(CNS News) — When asked whether killing an unborn child is moral, Senator Joni Ernst (R- Iowa) said, “I think it is horrendous.”
At the U.S. Capitol on July 19, CNS News asked Senator Ernst, “The Women’s Health Protection Act would legalize abortion nationwide. Do you believe killing an unborn child is moral?”
She replied, “I think it is horrendous. I am absolutely pro-life and I don’t think that we should be – well, let me rephrase that — because I think the Dobbs case was decided correctly and that the state authorities should be the ones left making these decisions. But I am not a supporter of abortion.”
The Dobbs v. Jackson Women’s Health Organization ruling overturned the 1973 Roe v. Wade Supreme Court decision, returning abortion law to the state level. The court decided that “the Constitution does not confer a right to abortion,” which means the issue is decided by each state legislature.

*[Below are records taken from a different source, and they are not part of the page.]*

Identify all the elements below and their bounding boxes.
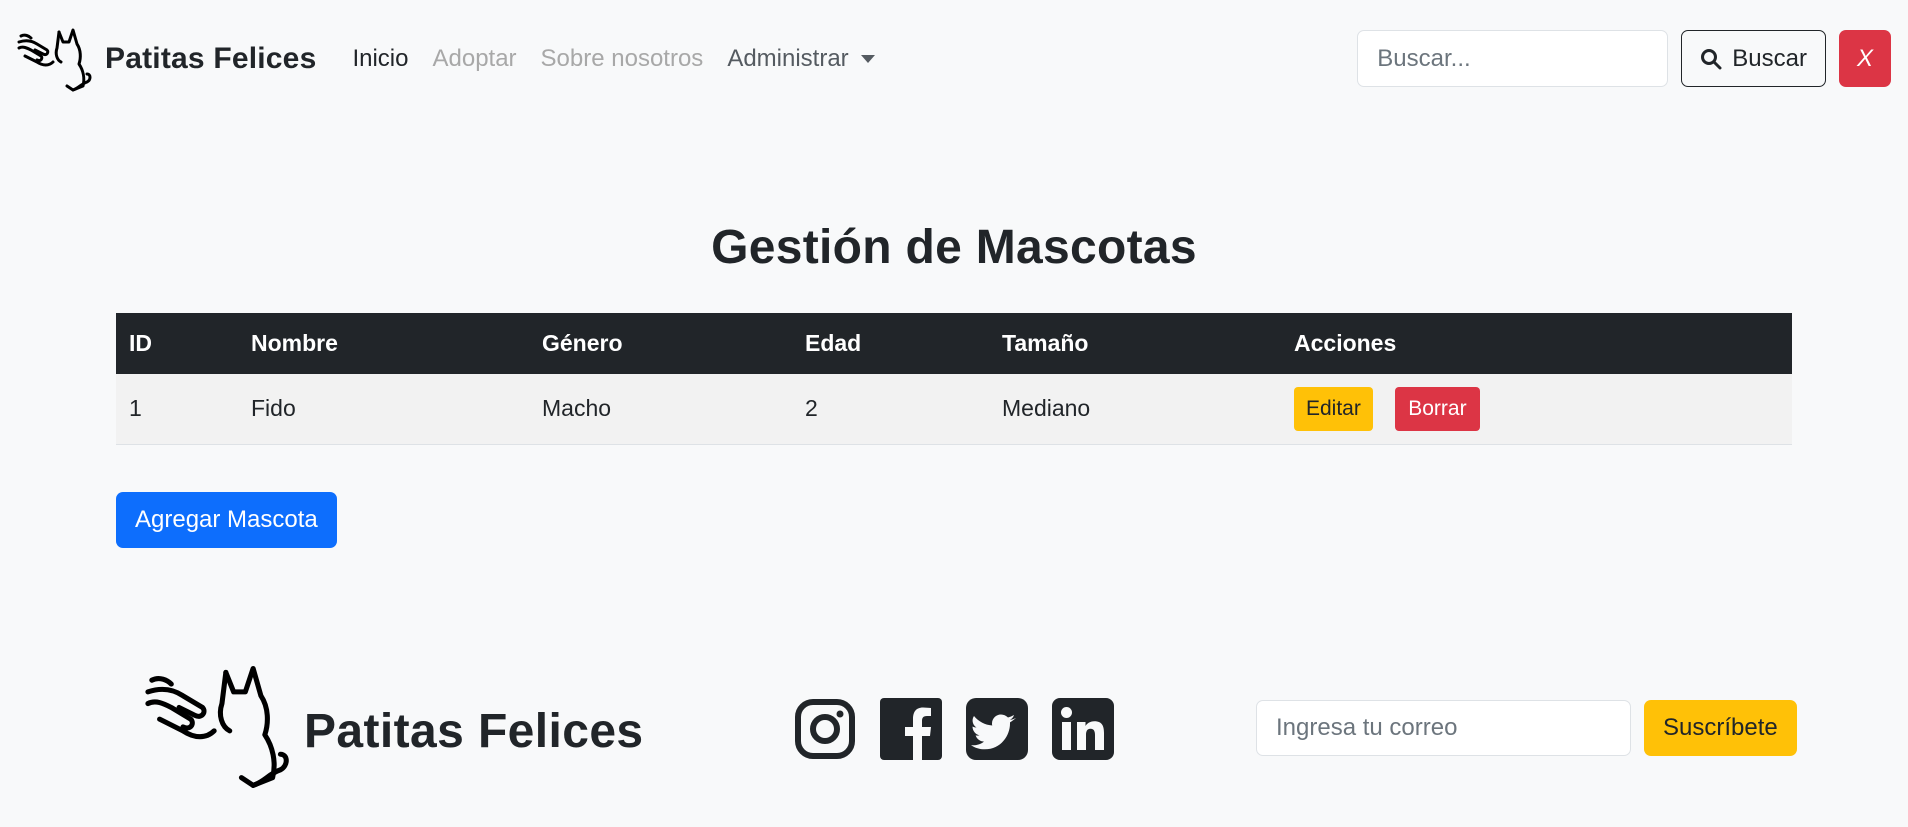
nav-link-sobre-nosotros[interactable]: Sobre nosotros [541, 45, 704, 73]
cell-acciones: Editar Borrar [1281, 374, 1792, 444]
pets-table-container: ID Nombre Género Edad Tamaño Acciones 1 … [116, 313, 1792, 445]
brand-name: Patitas Felices [105, 41, 317, 75]
col-header-id: ID [129, 330, 152, 356]
col-header-edad: Edad [805, 330, 862, 356]
close-button[interactable]: X [1839, 30, 1891, 87]
table-header-row: ID Nombre Género Edad Tamaño Acciones [116, 313, 1792, 374]
cell-genero: Macho [542, 395, 612, 422]
navbar: Patitas Felices Inicio Adoptar Sobre nos… [0, 0, 1908, 117]
facebook-icon[interactable] [880, 698, 942, 760]
nav-links: Inicio Adoptar Sobre nosotros Administra… [352, 44, 875, 73]
footer-brand: Patitas Felices [144, 660, 644, 790]
twitter-icon[interactable] [966, 698, 1028, 760]
nav-dropdown-administrar[interactable]: Administrar [727, 44, 875, 73]
delete-button[interactable]: Borrar [1395, 386, 1480, 431]
footer-brand-name: Patitas Felices [304, 704, 644, 758]
search-button-label: Buscar [1732, 44, 1807, 72]
linkedin-icon[interactable] [1052, 698, 1114, 760]
social-links [794, 698, 1114, 760]
col-header-genero: Género [542, 330, 623, 356]
search-input[interactable] [1357, 30, 1669, 87]
nav-link-adoptar[interactable]: Adoptar [432, 45, 516, 73]
email-field[interactable] [1256, 700, 1631, 756]
cell-id: 1 [129, 395, 142, 422]
subscribe-button[interactable]: Suscríbete [1644, 700, 1797, 756]
instagram-icon[interactable] [794, 698, 856, 760]
add-pet-button[interactable]: Agregar Mascota [116, 492, 337, 548]
cell-edad: 2 [805, 395, 818, 422]
brand-link[interactable]: Patitas Felices [17, 26, 316, 92]
col-header-nombre: Nombre [251, 330, 338, 356]
cell-tamano: Mediano [1002, 395, 1091, 422]
search-button[interactable]: Buscar [1681, 30, 1826, 87]
nav-dropdown-label: Administrar [727, 44, 849, 72]
nav-search-area: Buscar X [1357, 30, 1891, 87]
cat-hand-logo-icon [17, 28, 92, 91]
newsletter-form: Suscríbete [1256, 700, 1797, 756]
cat-hand-logo-icon [145, 665, 289, 788]
page-title: Gestión de Mascotas [711, 221, 1197, 274]
cell-nombre: Fido [251, 395, 296, 422]
search-icon [1701, 48, 1722, 69]
caret-down-icon [860, 54, 875, 63]
table-row: 1 Fido Macho 2 Mediano Editar Borrar [116, 374, 1792, 444]
nav-link-inicio[interactable]: Inicio [352, 45, 408, 73]
pets-table: ID Nombre Género Edad Tamaño Acciones 1 … [116, 313, 1792, 445]
edit-button[interactable]: Editar [1294, 386, 1373, 431]
col-header-acciones: Acciones [1294, 330, 1397, 356]
col-header-tamano: Tamaño [1002, 330, 1089, 356]
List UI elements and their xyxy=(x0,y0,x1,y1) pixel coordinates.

Since Roe was overturned on June 24, 2022, about half of the states have implemented outright bans on most abortions or restricted the procedure in different ways, such as nearly no abortions past 15 weeks or when a heartbeat is detected, which is usually around six weeks into pregnancy. Other states have made abortion legal through all nine months of pregnancy.
According to SBA Pro-Life America, “27 states plus the District of Columbia continue to have few or no limits on abortion and have largely been unaffected by the Dobbs ruling in terms of any gestational limits.”
In September 2021, the Democrat-dominant House of Representatives passed the Women’s Health Protection Act (WHPA), which would essentially legalize abortion across the board nationwide – abortion on demand until birth. The bill did not pass in the Senate because there were not enough votes (60 needed) to stop a Republican filibuster.
The legislation was again passed by the House on July 15 and is now in the Senate. Some Democrats have argued for eliminating the filibuster to pass the WHPA. As Sen. Diane Feinstein (D-Calif.) said, “Let me be clear: If it comes down to protecting the filibuster or protecting a woman’s right to choose, there should be no question that I will vote to protect a woman’s right to choose.”
A recent Harvard/Harris poll asked “Do you think your state should allow abortion …?” and gave several choices: Only in cases of rape or incest; up to six weeks; up to 15 weeks; up to 23 weeks; and up to 9 months.
Thirty-seven percent said “only in cases of rape or incest”; 12% said “up to six weeks”; and 23% said “up to 15 weeks.”
Combined, that is a total of 72% who want abortion very restricted in their state.
Only 18% said that abortion should be allowed “up to 23 weeks” in their state, and only 10% said “up to 9 months.”